In enhanced security environments using only TLS, any version of the .NET Framework before 4.7 does not honor or inherit the OS TLS settings, so must manually set the System.Net.ServicePointManager.SecurityProtocol to the appropriate value (usually at least excluding Ssl3, which was deprecated three years ago), otherwise it inherits the Framework default value of Ssl3 | Tls (SSL3 & TLS 1.0), and this provider doesn't seem to provide any way to configure that.

[ferventcoder]

@brianary choco.exe does this automatically.
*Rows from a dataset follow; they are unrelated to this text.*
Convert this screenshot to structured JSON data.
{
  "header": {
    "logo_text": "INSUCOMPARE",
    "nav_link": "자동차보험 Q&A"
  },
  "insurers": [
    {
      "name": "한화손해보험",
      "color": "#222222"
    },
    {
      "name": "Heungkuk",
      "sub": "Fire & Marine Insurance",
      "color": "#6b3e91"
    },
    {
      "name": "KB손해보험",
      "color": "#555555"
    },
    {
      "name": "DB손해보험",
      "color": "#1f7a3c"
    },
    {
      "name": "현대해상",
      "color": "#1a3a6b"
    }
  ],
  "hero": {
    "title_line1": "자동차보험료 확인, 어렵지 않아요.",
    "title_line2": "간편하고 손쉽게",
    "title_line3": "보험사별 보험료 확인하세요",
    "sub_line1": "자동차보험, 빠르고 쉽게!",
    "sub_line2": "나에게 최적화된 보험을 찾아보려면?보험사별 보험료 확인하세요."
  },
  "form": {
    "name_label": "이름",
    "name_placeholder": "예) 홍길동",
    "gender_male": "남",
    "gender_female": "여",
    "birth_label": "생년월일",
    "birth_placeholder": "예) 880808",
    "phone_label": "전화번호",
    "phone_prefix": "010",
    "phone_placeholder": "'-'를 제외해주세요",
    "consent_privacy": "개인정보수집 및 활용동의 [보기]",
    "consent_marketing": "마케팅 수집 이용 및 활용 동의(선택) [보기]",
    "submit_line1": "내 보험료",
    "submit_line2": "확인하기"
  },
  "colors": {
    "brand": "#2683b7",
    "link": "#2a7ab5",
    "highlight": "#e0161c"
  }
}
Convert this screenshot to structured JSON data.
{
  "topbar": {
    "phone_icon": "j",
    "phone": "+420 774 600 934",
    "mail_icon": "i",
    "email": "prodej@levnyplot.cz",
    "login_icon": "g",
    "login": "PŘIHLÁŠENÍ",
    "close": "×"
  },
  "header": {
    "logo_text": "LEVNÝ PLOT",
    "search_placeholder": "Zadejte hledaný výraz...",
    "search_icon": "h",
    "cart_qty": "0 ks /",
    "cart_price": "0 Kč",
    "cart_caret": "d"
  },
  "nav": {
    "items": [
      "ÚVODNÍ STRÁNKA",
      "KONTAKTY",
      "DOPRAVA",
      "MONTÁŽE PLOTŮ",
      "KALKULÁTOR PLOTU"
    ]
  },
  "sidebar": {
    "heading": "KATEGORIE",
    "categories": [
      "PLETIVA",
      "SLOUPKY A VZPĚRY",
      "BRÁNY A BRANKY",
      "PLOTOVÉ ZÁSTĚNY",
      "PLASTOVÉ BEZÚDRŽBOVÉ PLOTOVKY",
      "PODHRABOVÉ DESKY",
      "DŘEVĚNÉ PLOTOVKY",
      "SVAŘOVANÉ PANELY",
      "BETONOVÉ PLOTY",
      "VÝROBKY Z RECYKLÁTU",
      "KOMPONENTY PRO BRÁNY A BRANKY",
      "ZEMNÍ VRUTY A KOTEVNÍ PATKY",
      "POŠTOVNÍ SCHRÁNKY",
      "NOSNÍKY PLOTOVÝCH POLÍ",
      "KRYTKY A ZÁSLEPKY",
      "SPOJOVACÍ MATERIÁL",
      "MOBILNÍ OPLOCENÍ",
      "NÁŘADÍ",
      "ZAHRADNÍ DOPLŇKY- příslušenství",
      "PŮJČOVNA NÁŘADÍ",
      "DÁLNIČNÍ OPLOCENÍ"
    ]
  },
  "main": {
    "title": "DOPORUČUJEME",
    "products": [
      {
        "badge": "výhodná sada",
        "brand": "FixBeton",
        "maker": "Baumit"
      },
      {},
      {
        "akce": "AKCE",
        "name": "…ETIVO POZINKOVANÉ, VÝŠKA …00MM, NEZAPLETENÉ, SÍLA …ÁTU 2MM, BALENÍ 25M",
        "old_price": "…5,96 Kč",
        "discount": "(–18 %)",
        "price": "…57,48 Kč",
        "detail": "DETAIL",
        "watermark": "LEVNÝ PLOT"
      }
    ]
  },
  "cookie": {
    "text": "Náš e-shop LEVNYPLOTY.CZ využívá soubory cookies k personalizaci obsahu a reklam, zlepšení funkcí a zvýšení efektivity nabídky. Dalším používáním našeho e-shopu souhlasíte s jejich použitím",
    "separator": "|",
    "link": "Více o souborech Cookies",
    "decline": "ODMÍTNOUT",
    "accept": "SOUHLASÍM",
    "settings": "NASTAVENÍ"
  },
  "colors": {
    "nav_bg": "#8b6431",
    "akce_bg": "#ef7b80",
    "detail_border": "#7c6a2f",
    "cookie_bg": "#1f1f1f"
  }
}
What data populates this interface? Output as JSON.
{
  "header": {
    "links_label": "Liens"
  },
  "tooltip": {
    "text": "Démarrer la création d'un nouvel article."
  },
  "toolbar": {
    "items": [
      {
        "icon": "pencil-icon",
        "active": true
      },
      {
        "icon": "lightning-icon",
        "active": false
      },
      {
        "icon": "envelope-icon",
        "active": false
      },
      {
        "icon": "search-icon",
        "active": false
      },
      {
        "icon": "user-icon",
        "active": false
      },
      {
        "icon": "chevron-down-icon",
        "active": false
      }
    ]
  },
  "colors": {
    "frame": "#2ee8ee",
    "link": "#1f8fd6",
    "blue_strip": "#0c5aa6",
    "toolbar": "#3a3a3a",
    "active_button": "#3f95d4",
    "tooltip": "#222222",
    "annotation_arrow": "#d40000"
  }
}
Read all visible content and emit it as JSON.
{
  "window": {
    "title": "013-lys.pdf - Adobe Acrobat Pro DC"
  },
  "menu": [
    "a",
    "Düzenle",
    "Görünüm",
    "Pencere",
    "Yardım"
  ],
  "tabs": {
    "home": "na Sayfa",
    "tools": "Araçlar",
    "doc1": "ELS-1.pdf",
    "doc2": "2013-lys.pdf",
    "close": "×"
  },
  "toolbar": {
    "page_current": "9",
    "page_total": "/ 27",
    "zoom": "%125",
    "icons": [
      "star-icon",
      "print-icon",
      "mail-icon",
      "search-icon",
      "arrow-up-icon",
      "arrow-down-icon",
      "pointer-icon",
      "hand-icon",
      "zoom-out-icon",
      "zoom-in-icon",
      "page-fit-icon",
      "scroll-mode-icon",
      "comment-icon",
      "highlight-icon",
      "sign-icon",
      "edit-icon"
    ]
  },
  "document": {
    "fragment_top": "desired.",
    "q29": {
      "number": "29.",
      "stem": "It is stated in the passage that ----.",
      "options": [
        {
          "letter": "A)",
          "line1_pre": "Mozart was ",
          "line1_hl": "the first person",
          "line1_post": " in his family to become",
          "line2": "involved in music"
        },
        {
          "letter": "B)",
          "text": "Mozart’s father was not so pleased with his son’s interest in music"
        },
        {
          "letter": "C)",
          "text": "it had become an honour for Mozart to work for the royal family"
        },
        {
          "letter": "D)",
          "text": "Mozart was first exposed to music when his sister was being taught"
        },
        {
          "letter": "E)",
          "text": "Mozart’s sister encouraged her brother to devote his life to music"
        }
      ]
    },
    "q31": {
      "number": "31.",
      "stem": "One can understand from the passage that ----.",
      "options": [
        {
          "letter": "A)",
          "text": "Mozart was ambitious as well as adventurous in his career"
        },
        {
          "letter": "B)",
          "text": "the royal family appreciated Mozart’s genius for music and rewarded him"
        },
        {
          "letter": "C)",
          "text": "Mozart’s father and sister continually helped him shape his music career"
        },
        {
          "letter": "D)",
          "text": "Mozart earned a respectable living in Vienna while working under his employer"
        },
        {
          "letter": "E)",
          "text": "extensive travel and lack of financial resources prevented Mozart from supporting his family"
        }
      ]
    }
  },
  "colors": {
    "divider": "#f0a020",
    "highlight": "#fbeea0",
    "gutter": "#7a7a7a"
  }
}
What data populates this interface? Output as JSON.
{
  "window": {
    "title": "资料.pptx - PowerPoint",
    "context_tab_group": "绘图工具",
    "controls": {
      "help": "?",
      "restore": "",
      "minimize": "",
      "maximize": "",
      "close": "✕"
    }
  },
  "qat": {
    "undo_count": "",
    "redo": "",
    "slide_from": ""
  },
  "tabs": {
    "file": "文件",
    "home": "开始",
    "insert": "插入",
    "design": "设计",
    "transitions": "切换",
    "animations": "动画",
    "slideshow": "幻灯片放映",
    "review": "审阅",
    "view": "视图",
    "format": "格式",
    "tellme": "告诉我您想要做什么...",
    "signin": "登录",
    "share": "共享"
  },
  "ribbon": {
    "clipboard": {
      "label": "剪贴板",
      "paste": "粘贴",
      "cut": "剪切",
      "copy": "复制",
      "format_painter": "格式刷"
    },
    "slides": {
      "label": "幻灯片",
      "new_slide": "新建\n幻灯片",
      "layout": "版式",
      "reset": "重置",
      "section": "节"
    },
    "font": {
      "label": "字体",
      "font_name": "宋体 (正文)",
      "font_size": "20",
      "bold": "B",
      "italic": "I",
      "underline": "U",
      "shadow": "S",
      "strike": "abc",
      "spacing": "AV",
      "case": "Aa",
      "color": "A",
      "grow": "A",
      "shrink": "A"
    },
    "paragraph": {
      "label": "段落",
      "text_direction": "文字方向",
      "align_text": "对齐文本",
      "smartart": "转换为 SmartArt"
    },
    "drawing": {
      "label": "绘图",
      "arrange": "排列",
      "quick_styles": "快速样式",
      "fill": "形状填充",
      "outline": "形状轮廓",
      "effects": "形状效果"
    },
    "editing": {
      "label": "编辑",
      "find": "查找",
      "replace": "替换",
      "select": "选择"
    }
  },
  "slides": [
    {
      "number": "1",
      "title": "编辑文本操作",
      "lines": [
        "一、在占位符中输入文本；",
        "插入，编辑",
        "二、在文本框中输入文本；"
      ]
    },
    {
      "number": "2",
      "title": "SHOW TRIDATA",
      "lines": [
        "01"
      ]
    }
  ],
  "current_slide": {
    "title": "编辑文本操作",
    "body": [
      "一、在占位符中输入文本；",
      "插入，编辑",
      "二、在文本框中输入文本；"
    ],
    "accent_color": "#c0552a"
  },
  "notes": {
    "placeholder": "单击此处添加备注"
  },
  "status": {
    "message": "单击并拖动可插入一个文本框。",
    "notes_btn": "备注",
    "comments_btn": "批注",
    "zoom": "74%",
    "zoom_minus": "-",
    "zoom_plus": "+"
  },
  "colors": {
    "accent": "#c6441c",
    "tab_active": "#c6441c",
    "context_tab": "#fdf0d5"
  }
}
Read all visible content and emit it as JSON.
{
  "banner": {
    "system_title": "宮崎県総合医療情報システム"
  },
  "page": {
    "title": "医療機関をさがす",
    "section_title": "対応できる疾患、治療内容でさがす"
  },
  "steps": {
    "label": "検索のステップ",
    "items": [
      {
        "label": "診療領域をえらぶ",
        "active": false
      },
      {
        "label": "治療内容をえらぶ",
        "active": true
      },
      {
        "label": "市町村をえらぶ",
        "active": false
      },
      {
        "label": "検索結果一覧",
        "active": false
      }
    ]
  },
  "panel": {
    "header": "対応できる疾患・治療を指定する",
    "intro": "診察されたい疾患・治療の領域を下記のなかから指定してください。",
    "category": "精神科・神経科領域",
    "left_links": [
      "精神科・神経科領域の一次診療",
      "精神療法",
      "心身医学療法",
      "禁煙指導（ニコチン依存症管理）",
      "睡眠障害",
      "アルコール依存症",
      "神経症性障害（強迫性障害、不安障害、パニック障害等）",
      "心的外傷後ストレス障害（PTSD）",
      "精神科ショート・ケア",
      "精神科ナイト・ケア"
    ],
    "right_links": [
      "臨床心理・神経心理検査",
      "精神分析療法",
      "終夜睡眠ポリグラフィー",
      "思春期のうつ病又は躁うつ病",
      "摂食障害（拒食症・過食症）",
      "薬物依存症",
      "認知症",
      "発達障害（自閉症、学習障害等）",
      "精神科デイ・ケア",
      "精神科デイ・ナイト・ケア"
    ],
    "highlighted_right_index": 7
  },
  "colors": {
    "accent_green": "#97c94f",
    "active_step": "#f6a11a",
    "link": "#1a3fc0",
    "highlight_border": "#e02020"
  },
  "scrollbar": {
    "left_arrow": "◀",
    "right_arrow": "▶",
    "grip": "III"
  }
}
Currently it is recommended you use that.

[ferventcoder]

And I want to say it is .NET 4.5 for TLS 1.2 availability to be able to set it.

[brianary]

Yes, choco.exe works fine, but using the PackageManagement Chocolatey PackageProvider for the same functionality results in TLS connection failures. :(

[dragonwolf83]

Please refer to Transport Layer Security (TLS) best practices for full documentation on setting TLS defaults through registry.

This should work for installed .NET Framework v4.5.1 and above or .NET Framework 3.5. You need to have the latest patches for it to work.

Windows Registry Editor Version 5.00

[HKEY_LOCAL_MACHINE\SOFTWARE\WOW6432Node\Microsoft\.NETFramework\v2.0.50727]
"SystemDefaultTlsVersions"=dword:00000001
"SchUseStrongCrypto"=dword:00000001

[HKEY_LOCAL_MACHINE\SOFTWARE\WOW6432Node\Microsoft\.NETFramework\v4.0.30319]
"SystemDefaultTlsVersions"=dword:00000001
"SchUseStrongCrypto"=dword:00000001

[HKEY_LOCAL_MACHINE\SOFTWARE\Microsoft\.NETFramework\v2.0.50727]
"SystemDefaultTlsVersions"=dword:00000001
"SchUseStrongCrypto"=dword:00000001

[HKEY_LOCAL_MACHINE\SOFTWARE\Microsoft\.NETFramework\v4.0.30319]
"SystemDefaultTlsVersions"=dword:00000001
"SchUseStrongCrypto"=dword:00000001

[brianary]

That seems to take care of it. I wasn't aware the .NET Frameworks prior to 4.7.1 would honor the OS settings. Thanks!